I slept when I could, but the prednisone also had me ramped up. I could tell my immune system was crashing. I looked like hell. Puffy from the prednisone, ashen from the assault. Blue bags under my eyes from depression. I was fairly certain this was it for me, I’d have to find another career because I certainly couldn’t move. The Moon’s five-year lease was up in a year and I was convinced I’d need to let it all go, just went it was getting going.  And then the phone rang. It was the New York Times.

To this day I have no idea how they got my name. Somebody knew somebody who knew somebody else who told Nora Isaacs, “There is this school in Seattle Washington, you should check them out for your article on Qigong.” Nora and I hit it off and chatted for about an hour about Qigong. I’ll never forget sitting on a chair with my ramrod leg stuck up on the kitchen table while I talked about the health benefits of Qigong. 

The photography team from the NY Times was scheduled to be in my dojo a few days later. I had no idea how I was going to pull it off in the state I was in.

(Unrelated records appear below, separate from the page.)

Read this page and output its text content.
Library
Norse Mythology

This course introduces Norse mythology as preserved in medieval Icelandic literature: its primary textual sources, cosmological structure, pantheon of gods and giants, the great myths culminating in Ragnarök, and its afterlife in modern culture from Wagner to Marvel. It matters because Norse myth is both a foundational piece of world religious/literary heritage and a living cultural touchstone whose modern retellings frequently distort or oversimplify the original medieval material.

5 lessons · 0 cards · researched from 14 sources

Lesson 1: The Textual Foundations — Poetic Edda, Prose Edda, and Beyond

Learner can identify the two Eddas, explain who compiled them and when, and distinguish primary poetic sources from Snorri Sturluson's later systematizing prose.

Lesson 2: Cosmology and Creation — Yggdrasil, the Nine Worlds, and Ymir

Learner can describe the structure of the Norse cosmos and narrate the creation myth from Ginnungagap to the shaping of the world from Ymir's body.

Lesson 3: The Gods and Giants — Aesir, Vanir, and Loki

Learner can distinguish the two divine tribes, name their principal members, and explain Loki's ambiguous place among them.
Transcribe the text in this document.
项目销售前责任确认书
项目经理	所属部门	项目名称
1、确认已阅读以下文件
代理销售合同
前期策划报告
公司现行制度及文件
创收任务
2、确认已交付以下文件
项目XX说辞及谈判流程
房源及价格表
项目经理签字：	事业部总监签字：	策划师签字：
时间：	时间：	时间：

Talking on the phone about Qigong is one thing, not being able to move while the photographers from the one of the most famous newspapers in the word shot pictures of Qigong was quite another. Even so I decided the Luohan was the form to present, given its dynamic beauty, profound history and strong floor charisma.  Dozens of Luohan students answered my call for help. They rocked the floor as the photographers snapped on. Robert Meserve, to this day one of most beautiful Luohan students I’ve even had the pleasure to teach, held the floor with his strong presence while everyone breathed in and breathed out in unison. 

Two weeks later the article hit the stands.